2007 film by Benedek Fliegauf

Milky Way (Hungarian: Tejút) is a 2007 Hungarian experimental drama film written and directed by Benedek Fliegauf.

== Plot ==
The film presents a sequence of self‑contained scenes observed in extended static takes.
Each vignette depicts individuals in isolated or everyday settings—such as a roadside at night, a public bath, or rural landscapes—without spoken dialogue.
Meaning is conveyed through gesture, environment, and sound rather than explicit storytelling.

== Style and themes ==
Critics have described Milky Way as a “human nature film”, replacing animals with people in a timeless landscape.
The film emphasizes the biosphere, environment, and human presence over plot or political commentary, aiming for a contemplative, meditative effect.

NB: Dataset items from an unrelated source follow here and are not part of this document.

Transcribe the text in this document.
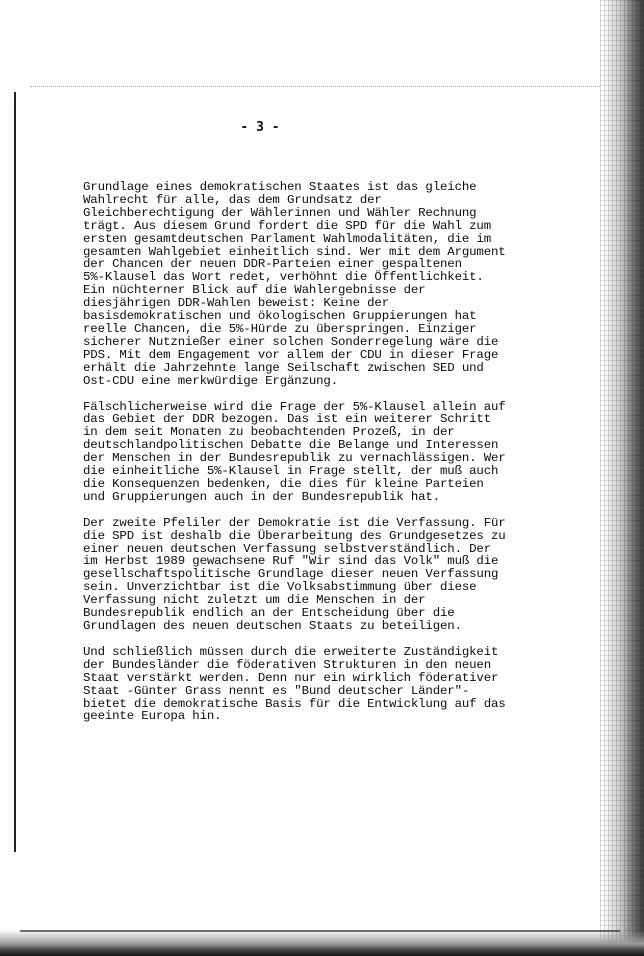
- 3 -
Grundlage eines demokratischen Staates ist das gleiche
Wahlrecht für alle, das dem Grundsatz der
Gleichberechtigung der Wählerinnen und Wähler Rechnung
trägt. Aus diesem Grund fordert die SPD für die Wahl zum
ersten gesamtdeutschen Parlament Wahlmodalitäten, die im
gesamten Wahlgebiet einheitlich sind. Wer mit dem Argument
der Chancen der neuen DDR-Parteien einer gespaltenen
5%-Klausel das Wort redet, verhöhnt die Öffentlichkeit.
Ein nüchterner Blick auf die Wahlergebnisse der
diesjährigen DDR-Wahlen beweist: Keine der
basisdemokratischen und ökologischen Gruppierungen hat
reelle Chancen, die 5%-Hürde zu überspringen. Einziger
sicherer Nutznießer einer solchen Sonderregelung wäre die
PDS. Mit dem Engagement vor allem der CDU in dieser Frage
erhält die Jahrzehnte lange Seilschaft zwischen SED und
Ost-CDU eine merkwürdige Ergänzung.
Fälschlicherweise wird die Frage der 5%-Klausel allein auf
das Gebiet der DDR bezogen. Das ist ein weiterer Schritt
in dem seit Monaten zu beobachtenden Prozeß, in der
deutschlandpolitischen Debatte die Belange und Interessen
der Menschen in der Bundesrepublik zu vernachlässigen. Wer
die einheitliche 5%-Klausel in Frage stellt, der muß auch
die Konsequenzen bedenken, die dies für kleine Parteien
und Gruppierungen auch in der Bundesrepublik hat.
Der zweite Pfeliler der Demokratie ist die Verfassung. Für
die SPD ist deshalb die Überarbeitung des Grundgesetzes zu
einer neuen deutschen Verfassung selbstverständlich. Der
im Herbst 1989 gewachsene Ruf "Wir sind das Volk" muß die
gesellschaftspolitische Grundlage dieser neuen Verfassung
sein. Unverzichtbar ist die Volksabstimmung über diese
Verfassung nicht zuletzt um die Menschen in der
Bundesrepublik endlich an der Entscheidung über die
Grundlagen des neuen deutschen Staats zu beteiligen.
Und schließlich müssen durch die erweiterte Zuständigkeit
der Bundesländer die föderativen Strukturen in den neuen
Staat verstärkt werden. Denn nur ein wirklich föderativer
Staat -Günter Grass nennt es "Bund deutscher Länder"-
bietet die demokratische Basis für die Entwicklung auf das
geeinte Europa hin.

== Release and reception ==
Milky Way screened at several international film festivals, where it was noted for its experimental form, long‑take cinematography, and immersive sound design.
In a broader discussion of contemporary Hungarian cinema, ScreenDaily highlighted Fliegauf’s work for its distinctive atmospheric approach and observational style.